Chauncy, in 1700 (History of Hertfordshire), restored her sex to the lady, and then set to work upon making a family history for her. His first discovery was that, being a “Dame,” she was of noble blood. Finding also that the family name of Lord Berners was, in olden time, spelt occasionally Barnes, he soon supplied a father for our authoress, in the person of Sir James Berners. And so the game of making history went on merrily up to the time of Joseph Haslewood, who, in 1810, reprinted Wynken de Worde’s edition of the Book of St. Albans, and supplied a full-blown biography of the authoress, giving particulars of her birth and education, the occupations of her youthful days, and a most imposing pedigree. Let us quote Haslewood’s own words: “Julyans, or Juliana, Barnes, otherwise Berners, who has been generally designated as the authoress of the present volume, is supposed to have been born, towards the latter end of the fourteenth century, at Roding-Berners, in the county of Essex. The received report is that she was the daughter of Sir James Berners, whose son was created Baron Berners, temp. Henry IV., and that she once held the situation of Prioress of Sopwell Nunnery, in Hertfordshire.” He then attributes to her the authorship of all four works in the Book of St. Albans. The difficulty of accounting for a lady so placed writing upon such subjects, is cleverly, if not satisfactorily settled by assuming that she passed her teens at court, partaking of the amusements of the field, and writing for her own use a commonplace book on various subjects. Then retiring through disappointment (doubtless a love affair) to a cloister, her rank raised her to the position of prioress. There in her seclusion, writing amidst the solitude of listless hours and vain regrets, she versified the general rules of sport from her own pleasant recollection, and from the diaries of her youthful happiness, which fortunately she had preserved. If we remember the mania which seized all classes for diary-keeping at the beginning of this century, when Haslewood wrote this, it will deepen our sense of humour to note that he attributes private diary-keeping to a young lady who lived ante 1450.

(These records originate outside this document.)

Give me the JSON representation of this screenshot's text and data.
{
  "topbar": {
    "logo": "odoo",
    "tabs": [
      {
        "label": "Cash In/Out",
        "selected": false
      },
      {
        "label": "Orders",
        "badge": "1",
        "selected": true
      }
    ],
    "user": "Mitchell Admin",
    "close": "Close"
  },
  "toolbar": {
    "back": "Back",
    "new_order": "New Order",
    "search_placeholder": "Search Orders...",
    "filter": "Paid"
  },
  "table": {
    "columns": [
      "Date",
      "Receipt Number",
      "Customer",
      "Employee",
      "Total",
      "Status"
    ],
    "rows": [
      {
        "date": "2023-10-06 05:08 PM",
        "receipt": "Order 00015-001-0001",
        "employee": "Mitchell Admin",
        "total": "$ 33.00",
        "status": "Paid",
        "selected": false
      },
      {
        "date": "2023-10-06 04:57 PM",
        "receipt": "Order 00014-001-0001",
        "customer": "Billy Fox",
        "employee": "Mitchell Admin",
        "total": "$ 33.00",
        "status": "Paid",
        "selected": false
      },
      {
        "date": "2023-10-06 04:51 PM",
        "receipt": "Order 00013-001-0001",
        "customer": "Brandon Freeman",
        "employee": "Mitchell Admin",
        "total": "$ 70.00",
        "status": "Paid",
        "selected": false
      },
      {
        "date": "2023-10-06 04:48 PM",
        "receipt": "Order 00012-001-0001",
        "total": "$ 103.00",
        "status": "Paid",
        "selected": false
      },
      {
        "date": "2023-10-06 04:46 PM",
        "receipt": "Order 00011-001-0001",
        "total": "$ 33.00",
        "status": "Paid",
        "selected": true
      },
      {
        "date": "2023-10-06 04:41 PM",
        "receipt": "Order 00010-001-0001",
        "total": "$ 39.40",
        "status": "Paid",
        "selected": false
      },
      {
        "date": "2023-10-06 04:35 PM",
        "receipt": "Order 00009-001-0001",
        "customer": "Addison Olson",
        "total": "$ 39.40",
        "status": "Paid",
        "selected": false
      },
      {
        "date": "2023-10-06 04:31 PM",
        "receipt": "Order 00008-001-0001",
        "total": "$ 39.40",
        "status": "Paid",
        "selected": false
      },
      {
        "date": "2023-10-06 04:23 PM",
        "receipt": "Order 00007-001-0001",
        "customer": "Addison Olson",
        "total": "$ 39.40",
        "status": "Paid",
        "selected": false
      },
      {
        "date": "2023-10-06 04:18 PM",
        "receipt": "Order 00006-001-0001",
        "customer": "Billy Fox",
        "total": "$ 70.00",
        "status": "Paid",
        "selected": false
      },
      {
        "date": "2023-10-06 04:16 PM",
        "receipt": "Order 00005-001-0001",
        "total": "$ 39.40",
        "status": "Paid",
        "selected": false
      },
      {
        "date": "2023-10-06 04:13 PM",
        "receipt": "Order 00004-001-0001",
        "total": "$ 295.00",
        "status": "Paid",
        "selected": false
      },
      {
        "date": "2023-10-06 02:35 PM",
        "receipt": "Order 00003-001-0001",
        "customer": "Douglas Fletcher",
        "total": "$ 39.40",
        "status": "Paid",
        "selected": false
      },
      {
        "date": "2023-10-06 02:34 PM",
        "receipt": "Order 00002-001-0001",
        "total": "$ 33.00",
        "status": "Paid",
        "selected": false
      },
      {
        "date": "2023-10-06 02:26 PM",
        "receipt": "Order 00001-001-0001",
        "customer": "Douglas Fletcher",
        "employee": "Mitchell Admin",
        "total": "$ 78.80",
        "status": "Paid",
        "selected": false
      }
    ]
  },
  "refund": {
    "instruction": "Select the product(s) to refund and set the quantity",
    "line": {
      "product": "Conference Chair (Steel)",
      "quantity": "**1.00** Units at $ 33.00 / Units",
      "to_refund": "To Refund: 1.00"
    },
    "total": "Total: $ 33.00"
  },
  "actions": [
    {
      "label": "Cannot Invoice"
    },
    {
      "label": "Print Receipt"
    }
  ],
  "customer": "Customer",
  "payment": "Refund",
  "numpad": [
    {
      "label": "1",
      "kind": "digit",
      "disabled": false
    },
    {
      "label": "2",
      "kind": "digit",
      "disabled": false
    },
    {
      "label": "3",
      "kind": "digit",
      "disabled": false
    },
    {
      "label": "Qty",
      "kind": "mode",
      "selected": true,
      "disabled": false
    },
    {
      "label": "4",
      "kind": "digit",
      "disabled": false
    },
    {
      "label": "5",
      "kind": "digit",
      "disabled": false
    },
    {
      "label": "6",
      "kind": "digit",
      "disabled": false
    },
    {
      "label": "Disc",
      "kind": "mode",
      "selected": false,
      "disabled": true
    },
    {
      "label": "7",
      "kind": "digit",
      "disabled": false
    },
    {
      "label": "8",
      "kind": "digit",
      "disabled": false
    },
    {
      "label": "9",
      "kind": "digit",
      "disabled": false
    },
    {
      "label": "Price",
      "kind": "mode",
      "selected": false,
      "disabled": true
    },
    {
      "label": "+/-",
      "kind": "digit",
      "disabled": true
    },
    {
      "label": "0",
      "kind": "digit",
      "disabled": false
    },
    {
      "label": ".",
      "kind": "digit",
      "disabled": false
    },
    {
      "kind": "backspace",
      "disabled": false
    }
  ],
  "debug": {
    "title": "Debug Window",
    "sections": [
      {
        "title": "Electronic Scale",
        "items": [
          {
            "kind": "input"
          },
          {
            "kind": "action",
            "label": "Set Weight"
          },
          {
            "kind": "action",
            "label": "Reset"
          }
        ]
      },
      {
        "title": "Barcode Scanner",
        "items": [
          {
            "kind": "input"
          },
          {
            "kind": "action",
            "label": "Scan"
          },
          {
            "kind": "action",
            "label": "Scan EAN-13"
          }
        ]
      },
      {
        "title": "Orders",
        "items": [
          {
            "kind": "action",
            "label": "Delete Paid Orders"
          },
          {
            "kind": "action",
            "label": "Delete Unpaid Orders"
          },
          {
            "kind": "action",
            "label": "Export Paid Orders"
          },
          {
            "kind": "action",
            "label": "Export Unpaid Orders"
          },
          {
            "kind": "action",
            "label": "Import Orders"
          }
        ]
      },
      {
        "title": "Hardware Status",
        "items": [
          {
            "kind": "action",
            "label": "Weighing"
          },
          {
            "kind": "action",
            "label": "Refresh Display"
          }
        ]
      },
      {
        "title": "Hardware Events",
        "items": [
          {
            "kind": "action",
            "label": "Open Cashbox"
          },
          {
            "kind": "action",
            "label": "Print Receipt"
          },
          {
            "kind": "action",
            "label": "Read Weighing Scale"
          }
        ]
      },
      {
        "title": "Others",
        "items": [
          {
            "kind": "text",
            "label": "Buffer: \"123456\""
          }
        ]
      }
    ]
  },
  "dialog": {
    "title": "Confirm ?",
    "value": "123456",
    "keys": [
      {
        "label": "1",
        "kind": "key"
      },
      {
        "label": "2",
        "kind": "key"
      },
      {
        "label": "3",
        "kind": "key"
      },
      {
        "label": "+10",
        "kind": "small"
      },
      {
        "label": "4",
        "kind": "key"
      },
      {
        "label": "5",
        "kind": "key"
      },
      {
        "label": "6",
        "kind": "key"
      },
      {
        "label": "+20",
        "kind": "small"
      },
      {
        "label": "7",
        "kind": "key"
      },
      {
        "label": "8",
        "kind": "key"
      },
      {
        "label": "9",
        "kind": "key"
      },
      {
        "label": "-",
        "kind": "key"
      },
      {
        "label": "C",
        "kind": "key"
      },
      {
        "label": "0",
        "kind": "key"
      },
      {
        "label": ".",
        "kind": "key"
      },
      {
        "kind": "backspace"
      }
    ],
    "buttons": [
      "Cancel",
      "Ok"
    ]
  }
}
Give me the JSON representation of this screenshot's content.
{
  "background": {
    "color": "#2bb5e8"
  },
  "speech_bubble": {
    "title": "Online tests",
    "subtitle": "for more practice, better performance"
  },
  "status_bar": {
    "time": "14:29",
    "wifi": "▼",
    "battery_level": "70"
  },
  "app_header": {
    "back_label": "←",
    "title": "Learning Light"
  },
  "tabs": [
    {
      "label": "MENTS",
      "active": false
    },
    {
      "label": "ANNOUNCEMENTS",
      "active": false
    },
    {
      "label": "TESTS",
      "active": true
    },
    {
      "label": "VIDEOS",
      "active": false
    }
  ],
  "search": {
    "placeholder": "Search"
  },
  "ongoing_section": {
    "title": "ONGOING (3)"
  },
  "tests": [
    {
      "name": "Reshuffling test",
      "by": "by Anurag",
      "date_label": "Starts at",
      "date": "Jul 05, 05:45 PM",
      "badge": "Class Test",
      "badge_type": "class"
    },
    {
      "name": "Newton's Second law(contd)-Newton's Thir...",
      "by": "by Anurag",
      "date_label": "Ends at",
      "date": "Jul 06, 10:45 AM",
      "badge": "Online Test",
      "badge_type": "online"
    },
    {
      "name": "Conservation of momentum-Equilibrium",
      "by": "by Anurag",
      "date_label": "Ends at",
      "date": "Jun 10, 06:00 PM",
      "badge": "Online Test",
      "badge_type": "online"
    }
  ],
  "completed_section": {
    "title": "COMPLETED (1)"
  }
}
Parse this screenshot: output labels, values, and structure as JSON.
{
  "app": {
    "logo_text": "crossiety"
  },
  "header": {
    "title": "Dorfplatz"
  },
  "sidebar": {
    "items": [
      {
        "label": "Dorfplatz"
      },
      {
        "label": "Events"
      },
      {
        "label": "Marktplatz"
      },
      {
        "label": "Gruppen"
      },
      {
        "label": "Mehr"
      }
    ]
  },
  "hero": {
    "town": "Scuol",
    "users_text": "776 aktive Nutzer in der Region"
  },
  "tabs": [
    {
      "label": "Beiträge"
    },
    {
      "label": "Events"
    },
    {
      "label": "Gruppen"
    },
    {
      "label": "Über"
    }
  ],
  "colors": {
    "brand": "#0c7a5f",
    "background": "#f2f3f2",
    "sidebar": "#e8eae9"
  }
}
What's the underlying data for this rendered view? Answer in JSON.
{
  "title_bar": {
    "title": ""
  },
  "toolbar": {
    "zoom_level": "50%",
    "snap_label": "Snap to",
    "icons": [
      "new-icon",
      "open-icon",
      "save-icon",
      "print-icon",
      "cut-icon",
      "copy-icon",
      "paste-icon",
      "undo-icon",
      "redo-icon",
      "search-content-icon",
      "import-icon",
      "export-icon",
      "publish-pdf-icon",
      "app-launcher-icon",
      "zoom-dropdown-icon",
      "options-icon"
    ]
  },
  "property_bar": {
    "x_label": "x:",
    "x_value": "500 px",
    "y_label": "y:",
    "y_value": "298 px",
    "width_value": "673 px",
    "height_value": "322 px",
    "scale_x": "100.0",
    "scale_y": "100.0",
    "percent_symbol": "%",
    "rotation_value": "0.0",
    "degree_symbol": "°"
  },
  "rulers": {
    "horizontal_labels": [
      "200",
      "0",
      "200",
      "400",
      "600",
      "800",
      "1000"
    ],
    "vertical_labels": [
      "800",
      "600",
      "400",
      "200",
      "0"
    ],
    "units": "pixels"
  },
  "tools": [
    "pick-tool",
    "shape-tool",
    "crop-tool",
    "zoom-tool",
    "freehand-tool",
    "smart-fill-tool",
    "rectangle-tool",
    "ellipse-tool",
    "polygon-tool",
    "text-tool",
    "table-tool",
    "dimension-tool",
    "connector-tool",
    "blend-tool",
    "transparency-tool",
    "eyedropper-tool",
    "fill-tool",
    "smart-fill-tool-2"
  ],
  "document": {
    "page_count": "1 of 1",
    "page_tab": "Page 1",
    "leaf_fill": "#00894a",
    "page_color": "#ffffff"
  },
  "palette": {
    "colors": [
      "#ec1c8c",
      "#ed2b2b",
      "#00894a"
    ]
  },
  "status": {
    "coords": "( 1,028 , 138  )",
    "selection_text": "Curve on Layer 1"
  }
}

But enough of such sham biography; let us return to facts.
The word “Dame” did not in the fifteenth century, as it does now, imply any connection with a titled family, it meant simply Mistress or Mrs. Chaucer speaks of Dame Partlet in this sense; and had the Dame Julyans Barnes of the fifteenth century lived now, she would have been just “Mrs. Barnes.”
Similarity of name in history, like similarity of sound in philology is a will-o’-the-wisp which has led many a writer into a bog. Allowing that Lord Berners’ name was sometimes spelt Barnes, is that sufficient reason for making our authoress a member of his family? I think not.
That the greater portion of the book on Hunting was compiled by Mistress Barnes, is probably correct,[[1]] and had she written much more, and produced even an original work on the subject, she would not have stood alone, even at that early period, as an authoress. Crystine de Pisan, two of whose works were printed by Caxton, was contemporary with Julians Barnes, and left not only numerous original writings behind her—one of which was upon the Art of War—but left her mark, and that no mean nor ignoble one, upon the political course and moral development of her countrymen. But Dame Julyans’ work upon Hunting is certainly not original, as indeed very few works upon any subject were at that period. This is evident from a glance at the text and the grouping of the subjects. It begins with distinguishing the varieties of beasts and their ages; the proper names by which to designate the beasts, singly and together; on hunting and dressing a Roe, a Boar, a Hare; of flaying; of the horns of a Roebuck; of the Hart; of the seasons; of the Hare. Then follows, from another source, an interpolation of a discourse between a Master of the Hunt and his man, going over portions of the same ground again; and this ended, we get back again to the original MS. and the dismemberment of various beasts. All through, with the exception of the interpolated conversation, the text is addressed to “My deare childe.” Thus we read—“Do so, my child;” “Think what I say, my son;” “My lief childer;” “Say, child, where you go? my dame taught you so.” Evidently that portion was originally written for a mother to use as a school-book, by which her son would learn to read, and, at the same time, become familiar with the terms of venery.
[1]. Taking Berners and Barnes to be the same word, it is curious to note—in connection with the work attributed to Dame Juliana, viz., The Book of Hunting—that the masters of that sport employed men called Berners, to be ready with relays of horses and to feed the hounds.—See Halliwell’s “Dictionary of Archaic and Provincial Words.”
In the Bodleian Library is a small manuscript on the Terms of the Chase, the beginning of which is:—
“Mi dere sones, where ye fare, be frith or by fell,
Take good hede in his tyme how Tristram wol tell.”
This manuscript was probably copied by some youth as a school-exercise, which would account for the following odd colophon—“Explicit, expliceat, ludere scriptor eat.”